The collapse occurred two months after a tower crane collapsed on 51st Street between Second and First avenues, killing seven people. The New York Fire Department said that it has pulled people from the wreckage, but their conditions were not immediately known.
According to published reports, the building under construction at the site is the Azure, a 245,000-sf building being constructed at 333 East 91st St. between First and Second avenues by the DeMatteis Organizations and the Mattone Group.

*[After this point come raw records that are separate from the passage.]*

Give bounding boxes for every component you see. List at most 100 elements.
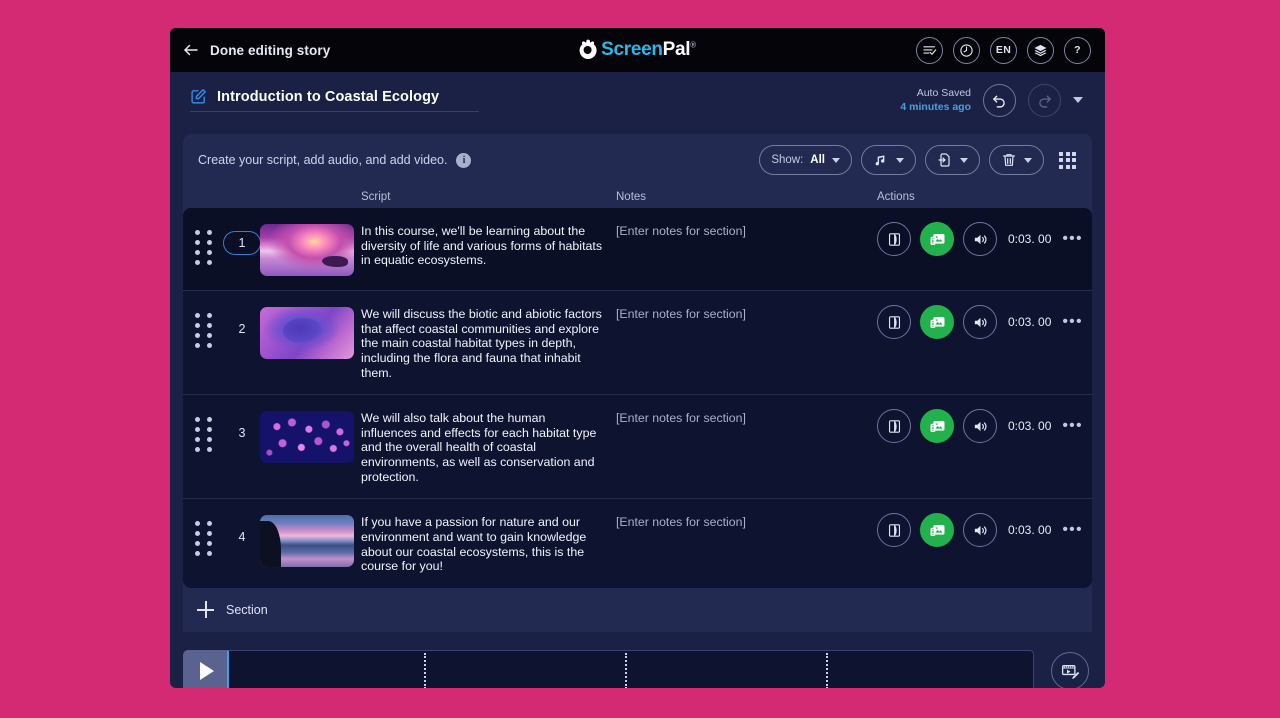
timeline: 1s 2s 3s 4s 5s 6s 7s 8s 9s 10s 11s 0:12 …	[183, 649, 1092, 688]
transition-icon	[888, 524, 900, 537]
audio-button[interactable]	[963, 305, 997, 339]
audio-dropdown[interactable]	[861, 145, 916, 175]
audio-button[interactable]	[963, 513, 997, 548]
thumbnail-cell[interactable]	[253, 222, 361, 276]
chevron-down-icon	[832, 157, 840, 163]
timeline-divider	[423, 652, 426, 688]
section-number: 4	[238, 530, 246, 545]
script-panel: Create your script, add audio, and add v…	[183, 134, 1092, 632]
page-root: Done editing story ScreenPal® EN ? Intro…	[0, 0, 1280, 718]
drag-handle-icon[interactable]	[183, 305, 231, 348]
help-button[interactable]: ?	[1064, 36, 1091, 64]
panel-hint-text: Create your script, add audio, and add v…	[198, 153, 448, 167]
thumbnail-cell[interactable]	[253, 409, 361, 464]
media-button[interactable]	[920, 513, 954, 548]
section-thumbnail[interactable]	[260, 515, 354, 568]
top-actions: EN ?	[916, 36, 1091, 64]
section-thumbnail[interactable]	[260, 307, 354, 359]
screenpal-mark-icon	[579, 39, 597, 59]
grid-cell	[1072, 164, 1076, 169]
row-menu-button[interactable]: •••	[1062, 230, 1082, 248]
edit-title-icon[interactable]	[190, 88, 207, 105]
info-icon[interactable]: i	[456, 152, 472, 168]
auto-saved-label: Auto Saved	[916, 86, 971, 99]
delete-dropdown[interactable]	[989, 145, 1044, 175]
page-title: Introduction to Coastal Ecology	[217, 88, 440, 105]
notes-text[interactable]: [Enter notes for section]	[616, 305, 877, 321]
import-dropdown[interactable]	[925, 145, 980, 175]
row-actions: 0:03. 00 •••	[877, 409, 1092, 444]
row-menu-button[interactable]: •••	[1062, 417, 1082, 435]
thumbnail-cell[interactable]	[253, 513, 361, 568]
section-number: 3	[238, 426, 246, 441]
transition-button[interactable]	[877, 305, 911, 339]
show-filter-dropdown[interactable]: Show: All	[759, 145, 852, 175]
add-section-button[interactable]: Section	[183, 587, 1092, 632]
script-text[interactable]: We will discuss the biotic and abiotic f…	[361, 305, 616, 380]
section-duration: 0:03. 00	[1008, 523, 1052, 538]
tasks-button[interactable]	[916, 36, 943, 64]
timeline-track[interactable]	[227, 649, 1034, 688]
table-column-headers: Script Notes Actions	[183, 186, 1092, 208]
media-button[interactable]	[920, 409, 954, 444]
title-row: Introduction to Coastal Ecology Auto Sav…	[170, 72, 1105, 128]
transition-button[interactable]	[877, 409, 911, 444]
brand-wordmark: ScreenPal®	[601, 39, 696, 61]
grid-cell	[1059, 151, 1063, 156]
row-menu-button[interactable]: •••	[1062, 521, 1082, 539]
media-button[interactable]	[920, 222, 954, 256]
language-button[interactable]: EN	[990, 36, 1017, 64]
grid-cell	[1065, 151, 1070, 156]
row-menu-button[interactable]: •••	[1062, 313, 1082, 331]
thumbnail-cell[interactable]	[253, 305, 361, 359]
show-filter-value: All	[810, 154, 825, 166]
undo-button[interactable]	[983, 83, 1016, 117]
video-editor-button[interactable]	[1051, 651, 1089, 688]
image-stack-icon	[930, 233, 944, 245]
script-text[interactable]: We will also talk about the human influe…	[361, 409, 616, 484]
image-stack-icon	[930, 420, 944, 432]
notes-text[interactable]: [Enter notes for section]	[616, 513, 877, 529]
media-button[interactable]	[920, 305, 954, 339]
redo-button[interactable]	[1028, 83, 1061, 117]
script-text[interactable]: If you have a passion for nature and our…	[361, 513, 616, 574]
script-text[interactable]: In this course, we'll be learning about …	[361, 222, 616, 268]
transition-button[interactable]	[877, 513, 911, 548]
story-title-block[interactable]: Introduction to Coastal Ecology	[190, 88, 480, 112]
notes-text[interactable]: [Enter notes for section]	[616, 409, 877, 425]
image-stack-icon	[930, 316, 944, 328]
app-window: Done editing story ScreenPal® EN ? Intro…	[170, 28, 1105, 688]
table-row[interactable]: 4 If you have a passion for nature and o…	[183, 499, 1092, 588]
section-thumbnail[interactable]	[260, 224, 354, 276]
chevron-down-icon	[960, 157, 968, 163]
chevron-down-icon	[1024, 157, 1032, 163]
audio-button[interactable]	[963, 409, 997, 444]
screenpal-logo: ScreenPal®	[579, 39, 696, 61]
notes-text[interactable]: [Enter notes for section]	[616, 222, 877, 238]
section-thumbnail[interactable]	[260, 411, 354, 464]
table-row[interactable]: 2 We will discuss the biotic and abiotic…	[183, 291, 1092, 396]
audio-button[interactable]	[963, 222, 997, 256]
table-row[interactable]: 1 In this course, we'll be learning abou…	[183, 208, 1092, 291]
auto-save-status: Auto Saved 4 minutes ago	[900, 86, 971, 114]
timeline-side-actions	[1048, 650, 1092, 688]
undo-icon	[993, 95, 1005, 108]
section-duration: 0:03. 00	[1008, 232, 1052, 246]
table-row[interactable]: 3 We will also talk about the human infl…	[183, 395, 1092, 500]
play-button[interactable]	[183, 649, 227, 688]
grid-cell	[1072, 151, 1076, 156]
speaker-icon	[974, 317, 986, 327]
image-stack-icon	[930, 524, 944, 536]
drag-handle-icon[interactable]	[183, 409, 231, 453]
grid-view-button[interactable]	[1059, 151, 1076, 169]
drag-handle-icon[interactable]	[183, 513, 231, 557]
timeline-divider	[825, 652, 828, 688]
history-button[interactable]	[953, 36, 980, 64]
layers-button[interactable]	[1027, 36, 1054, 64]
show-filter-label: Show:	[771, 154, 804, 166]
timeline-track-row	[183, 649, 1034, 688]
more-options-caret-icon[interactable]	[1073, 97, 1083, 103]
transition-button[interactable]	[877, 222, 911, 256]
done-editing-story-button[interactable]: Done editing story	[182, 41, 330, 59]
trash-icon	[1003, 154, 1015, 166]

A resident at 1760 2nd Ave., an apartment building which overlooks the construction site, saw the collapse a “few minutes after eight o’clock.” The resident says the “top piece” fell off, referring to the pivoting boom arm which sits atop the crane. The arm crashed into the street below at the corner of 91st Street and 1st Avenue, caving in part of the northeast corner of the Electra, an apartment building at 354 E. 91st St.
The boom of the crane is man-operated from a cabin at the joint of the arm. The resident believes the operator was still in the crane, operating the turret, when it fell “because the guys start at 7:30.” There was no comment to Globest.com inquiries about the condition of the operator.
A resident at the 23-story Electra tells GlobeSt.com that the crane collapse mostly damaged the top floor, where the administration office is. He explained that there was some flooding on the 4th floor, and the crane tore off a 19th floor balcony. “Last week, Thursday I believe, there was a 40-foot extension added to the crane. They wouldn’t let us leave the building,” he explains. “As of now, we are told we are not allowed back in the building.”
The cause of today’s crane collapse has yet to be determined, but clearly, construction safety is still a concern. In April, the city’s buildings commissioner, Patricia Lancaster, was forced out of her job and an extensive review of the city’s cranes was conducted in the aftermath of that March accident.